Окончательно он пришел в себя, когда открылась кормушка и ему подали чашку каши, кусок хлеба и чай в помятой алюминиевой кружке.
— Помоешь все и вернешь посуду, — сказал охранник.
Крамор выпил чай, съел хлеб, а кашу выбросил унитаз, потом помыл под краником посуду, вытер руки носовым платком и сел на нары, обдумывая не столько предложение издателя, сколько последнюю фразу.
Так он думал до того момента, пока снова не открылась кормушка и охранник произнес тривиальное:
— Отбой. — А потом пояснил: — Можно лечь...
Утро следующего дня началось с того, что его сначала вывели на прогулку, а потом поместили в бокс, где невозможно было сесть и приходилось только стоять. Правда, там он пробыл недолго, минут через пятнадцать его посадили в автозак, где находились пять вчерашних задержанных. Среди них был и парень в желтой куртке, с которым он сидел рядом в омоновском автобусе.
Парень сразу же протянул ему руку и представился:
— Алесь.
— Крамор, — ответил он.
— Тот самый? — удивился парень.
— Что значит «тот самый»?
— Значит, что тот самый Крамор с нами.
— С кем это с вами?
— С правильными пацанами, — не то в шутку, не то всерьез вставил свои пять копеек в разговор мужик, сидевший на лавочке рядом с Крамором.
Автобус тронулся, и все в салоне покачнулись.

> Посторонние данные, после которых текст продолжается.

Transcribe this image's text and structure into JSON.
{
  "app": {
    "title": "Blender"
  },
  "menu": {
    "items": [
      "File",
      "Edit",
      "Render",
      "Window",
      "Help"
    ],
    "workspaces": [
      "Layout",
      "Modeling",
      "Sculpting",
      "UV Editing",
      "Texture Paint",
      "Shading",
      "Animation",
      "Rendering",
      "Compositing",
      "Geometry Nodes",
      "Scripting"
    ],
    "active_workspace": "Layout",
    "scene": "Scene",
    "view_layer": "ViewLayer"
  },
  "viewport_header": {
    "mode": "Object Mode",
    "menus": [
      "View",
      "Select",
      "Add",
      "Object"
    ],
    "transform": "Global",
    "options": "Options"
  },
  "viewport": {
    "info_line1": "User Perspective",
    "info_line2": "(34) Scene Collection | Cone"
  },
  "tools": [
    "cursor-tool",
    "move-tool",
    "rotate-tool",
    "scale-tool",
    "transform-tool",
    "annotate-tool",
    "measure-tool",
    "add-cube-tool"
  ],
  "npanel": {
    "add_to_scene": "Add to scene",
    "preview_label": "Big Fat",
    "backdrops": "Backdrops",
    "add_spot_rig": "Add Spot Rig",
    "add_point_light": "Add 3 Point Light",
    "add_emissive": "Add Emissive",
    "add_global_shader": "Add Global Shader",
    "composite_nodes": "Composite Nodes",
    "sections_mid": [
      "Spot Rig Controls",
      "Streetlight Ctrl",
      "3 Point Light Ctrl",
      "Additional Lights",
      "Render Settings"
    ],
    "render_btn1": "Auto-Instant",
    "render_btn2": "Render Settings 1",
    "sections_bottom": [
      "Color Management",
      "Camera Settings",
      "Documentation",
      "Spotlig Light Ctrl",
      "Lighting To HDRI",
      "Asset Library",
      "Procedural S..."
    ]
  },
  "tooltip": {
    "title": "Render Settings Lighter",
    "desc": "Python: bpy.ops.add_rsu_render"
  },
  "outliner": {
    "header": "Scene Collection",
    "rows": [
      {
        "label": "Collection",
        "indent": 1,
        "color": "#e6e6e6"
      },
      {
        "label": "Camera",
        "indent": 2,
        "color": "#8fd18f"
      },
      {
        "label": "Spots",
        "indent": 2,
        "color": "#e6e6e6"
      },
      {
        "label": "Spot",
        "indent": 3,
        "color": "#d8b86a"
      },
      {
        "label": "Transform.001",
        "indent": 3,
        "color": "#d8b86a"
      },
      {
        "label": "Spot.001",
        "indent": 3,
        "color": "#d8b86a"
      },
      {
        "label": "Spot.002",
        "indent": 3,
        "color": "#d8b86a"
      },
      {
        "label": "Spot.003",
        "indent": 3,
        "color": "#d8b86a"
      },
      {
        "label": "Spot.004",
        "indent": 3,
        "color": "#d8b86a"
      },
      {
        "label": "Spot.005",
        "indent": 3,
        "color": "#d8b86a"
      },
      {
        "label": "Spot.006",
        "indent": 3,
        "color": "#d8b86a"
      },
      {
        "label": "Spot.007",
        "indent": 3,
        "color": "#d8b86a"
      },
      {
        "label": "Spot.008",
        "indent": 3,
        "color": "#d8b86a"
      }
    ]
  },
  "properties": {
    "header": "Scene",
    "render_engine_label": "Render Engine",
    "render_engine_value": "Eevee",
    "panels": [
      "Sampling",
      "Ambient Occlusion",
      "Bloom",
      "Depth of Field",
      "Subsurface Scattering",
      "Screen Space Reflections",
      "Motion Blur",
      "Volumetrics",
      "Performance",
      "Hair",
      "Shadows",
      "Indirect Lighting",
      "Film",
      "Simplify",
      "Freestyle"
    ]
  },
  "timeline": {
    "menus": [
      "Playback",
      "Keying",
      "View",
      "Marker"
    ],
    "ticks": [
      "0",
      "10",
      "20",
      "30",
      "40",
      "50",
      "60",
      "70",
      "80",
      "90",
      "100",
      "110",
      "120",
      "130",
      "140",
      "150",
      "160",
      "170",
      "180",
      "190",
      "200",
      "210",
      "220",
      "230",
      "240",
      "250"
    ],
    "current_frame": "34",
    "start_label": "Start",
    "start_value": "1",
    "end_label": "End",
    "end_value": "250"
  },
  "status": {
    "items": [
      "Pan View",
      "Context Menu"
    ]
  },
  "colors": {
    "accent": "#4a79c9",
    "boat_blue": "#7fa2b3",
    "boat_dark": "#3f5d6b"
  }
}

— Куда нас? — спросил Крамор.
— В суд, — на правах старожила ответил парень.
— А я вот расскажу некую быль, — сказал еще один задержанный, — она порождена выражением «тот самый».
Это был пожилой мужчина с академической бородкой. Правда, за минувшие сутки он зарос щетиной и не выглядел академиком, который следит за своим внешним видом.
— Он историк, — пояснил Крамору Алесь, — и набит фактами.
— Так вот, — продолжил историк, — в советские времена главный редактор «Известий» работал над какой-то статьей. Было далеко за полночь, он так увлекся, что весьма раздраженно отреагировал на телефонный звонок, раздавшийся посередине ночи.
Весь в негодовании, он не просто снял — сорвал трубку и только было открыл рот, чтобы отбрить наглеца, посмевшего его побеспокоить ночью, как из трубки раздался тихий голос:
— Это Сталин говорит...
Еще не вполне осмыслив сказанное, наш редактор, как спущенный курок, уже не мог остановиться.
— Какой такой Сталин? — заорал он.
— Тот самый, тот самый, — тихо ответил голос, и в трубке послышались частые гудки.
— И что было потом? — спросил его сосед.
— После этого он много дней ждал продолжения разговора, но не дождался.
— Поседел, наверное, за это время? — заметил сосед.
— Он поседел в ту же ночь, — утвердительно заявил историк.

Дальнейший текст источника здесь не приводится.